鳥はどこまで近づいたら逃げるか:オーストラリア編
Weston, M. A., McLeod, E. M., Blumstein, D. T., & Guay, P. J. (2012). A review of flight-initiation distances and their application to managing disturbance to Australian birds. Emu-Austral Ornithology, 112(4), 269-286.
鳥の生息場所への人や車両、ペットなどの接近は鳥に対して悪影響を及ぼす可能性がある。そうした接近に対して鳥が飛び立つ距離、飛翔開始距離(FID)は種によっても異なり、保護区の緩衝地帯を計画するうえで必要な数値である。
本論文は、オーストラリアの鳥類におけるFIDと、FIDを媒介する可能性のあるいくつかの要因について簡単にレビューしている。
体重は種間のFIDのばらつきのほとんどを説明する(Blumstein 2006)。少なくとも10個の推定FIDを持ち、十分な体重データを持つ種のFIDと体重(ともに対数)の回帰からの残差は表1に示している。正の残差値が大きいほど、人間のアプローチに最も敏感な種であり、負の残差値が大きいほど、人間のアプローチに最も敏感でない種であることを示す。
FIDと体サイズが正の相関を示すという一般的な知見には,いくつかの理由が考えられる。第一に,体が大きい種は捕食者から発見されやすいため,より早く飛行反応を開始する(Holmes et al. 1993)。第二に,体の大きな種が小さな種よりも機敏さや空気抵抗に劣る場合,逃げるのに多くの時間や空間を必要とする可能性がある (Fernández-Juricic et al. 2002)。第三に、小型の種は比較的高いエネルギー需要を満たすために、より多くの採餌時間を必要とするため、採餌時間を最大化するために、撹乱に対して遅れて反応する可能性がある(Bennett and Harvey 1987; Blumstein 2006)。その他の可能性としては、人間がより大型の種を差別的に狩猟・捕獲してきた可能性や、大型の種はより長く生きる(すなわち、平均的に残存生殖能力が高い)ため、認識されている脅威と関連したリスクを最小化できる可能性などがある。

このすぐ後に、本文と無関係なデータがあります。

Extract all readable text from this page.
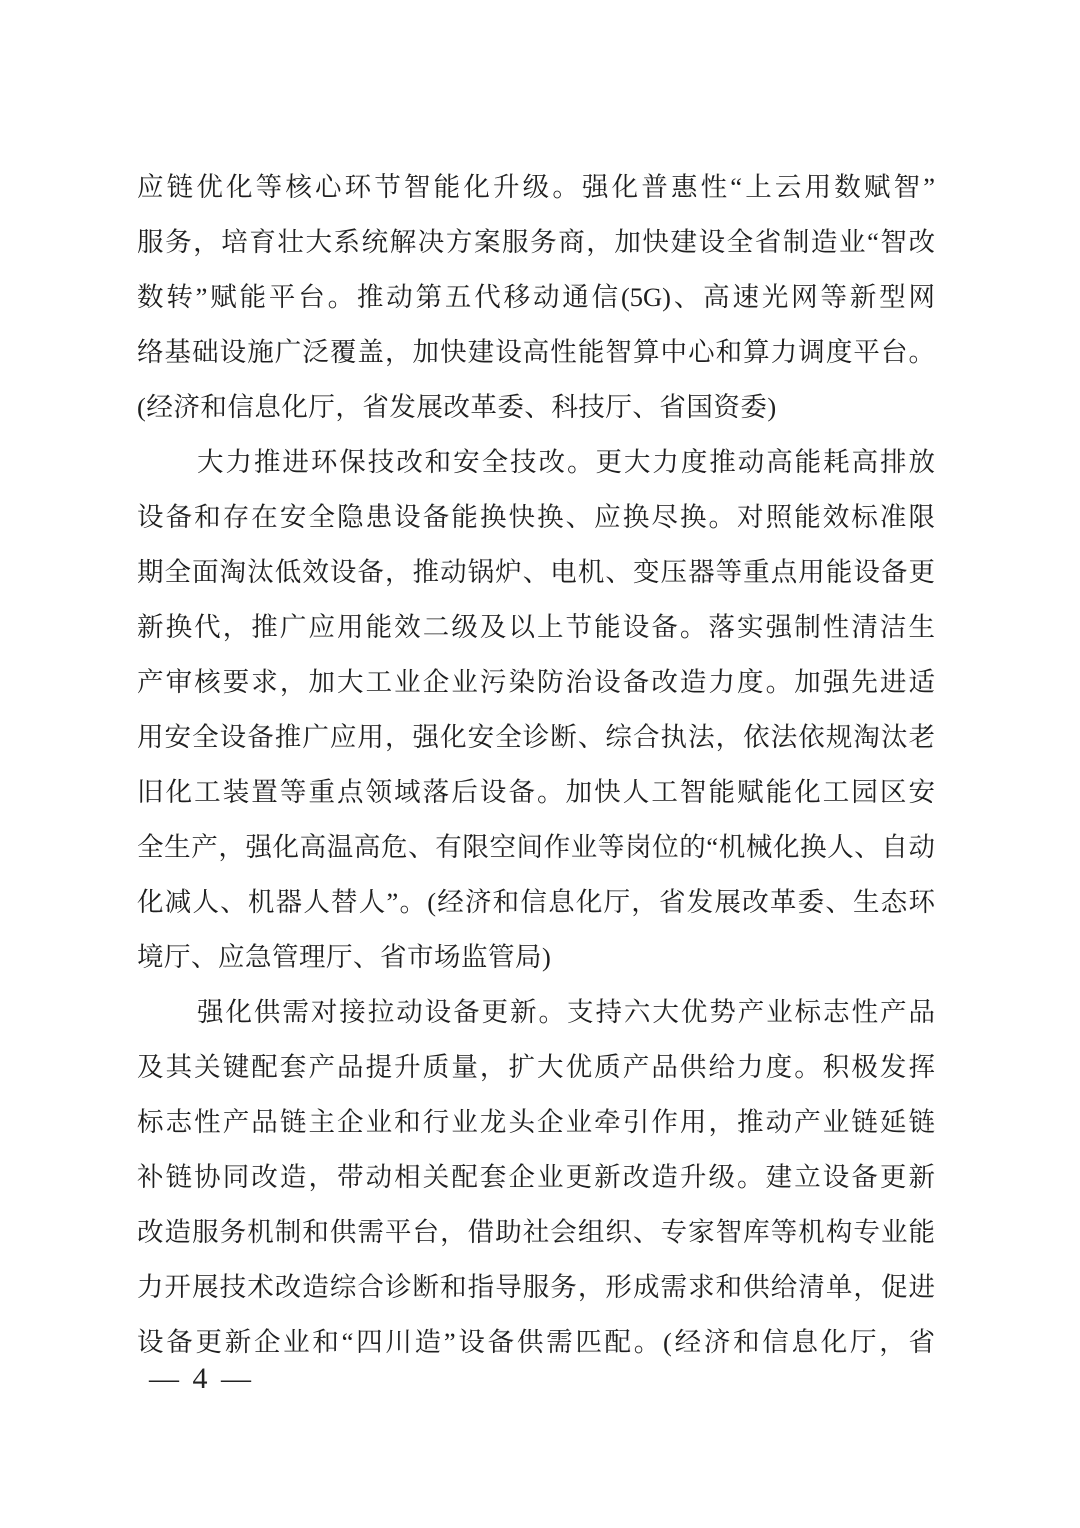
应链优化等核心环节智能化升级。强化普惠性“上云用数赋智”
服务，培育壮大系统解决方案服务商，加快建设全省制造业“智改
数转”赋能平台。推动第五代移动通信(5G)、高速光网等新型网
络基础设施广泛覆盖，加快建设高性能智算中心和算力调度平台。
(经济和信息化厅，省发展改革委、科技厅、省国资委)
大力推进环保技改和安全技改。更大力度推动高能耗高排放
设备和存在安全隐患设备能换快换、应换尽换。对照能效标准限
期全面淘汰低效设备，推动锅炉、电机、变压器等重点用能设备更
新换代，推广应用能效二级及以上节能设备。落实强制性清洁生
产审核要求，加大工业企业污染防治设备改造力度。加强先进适
用安全设备推广应用，强化安全诊断、综合执法，依法依规淘汰老
旧化工装置等重点领域落后设备。加快人工智能赋能化工园区安
全生产，强化高温高危、有限空间作业等岗位的“机械化换人、自动
化减人、机器人替人”。(经济和信息化厅，省发展改革委、生态环
境厅、应急管理厅、省市场监管局)
强化供需对接拉动设备更新。支持六大优势产业标志性产品
及其关键配套产品提升质量，扩大优质产品供给力度。积极发挥
标志性产品链主企业和行业龙头企业牵引作用，推动产业链延链
补链协同改造，带动相关配套企业更新改造升级。建立设备更新
改造服务机制和供需平台，借助社会组织、专家智库等机构专业能
力开展技术改造综合诊断和指导服务，形成需求和供给清单，促进
设备更新企业和“四川造”设备供需匹配。(经济和信息化厅，省
— 4 —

集団サイズもFIDに影響し、集団サイズが大きいほどFIDが大きい傾向がある。
学習もFIDに影響し、マミジロカルガモでは餌付けされている都市公園では実際に人間に接近するが、狩猟されている地域では何百メートルもの距離をあける。人の通行量の多い生息場所ではFIDが小さくなる
論文では、FIDの利点や問題点などが検討されている。最後に、多くのオーストラリア人は人間の妨害に対する緩衝地帯の必要性を認めているが(Glover et al. 2011)、人間を排除する大きな緩衝地帯は、共存を脅かす(Clarke 1965; Sekercioglu 2002)。さらに、人と野鳥が出会う経験を排除することになる。しかし、FIDは、侵入禁止水域以外の方法で撹乱を管理するための情報を提供することができる。例えば、フェンスや運河などの障壁によって人間の存在範囲を制限することや予測可能で脅威のない行動を促すことによる慣れの促進は、撹乱に対する管理上の対応として興味深いとしている。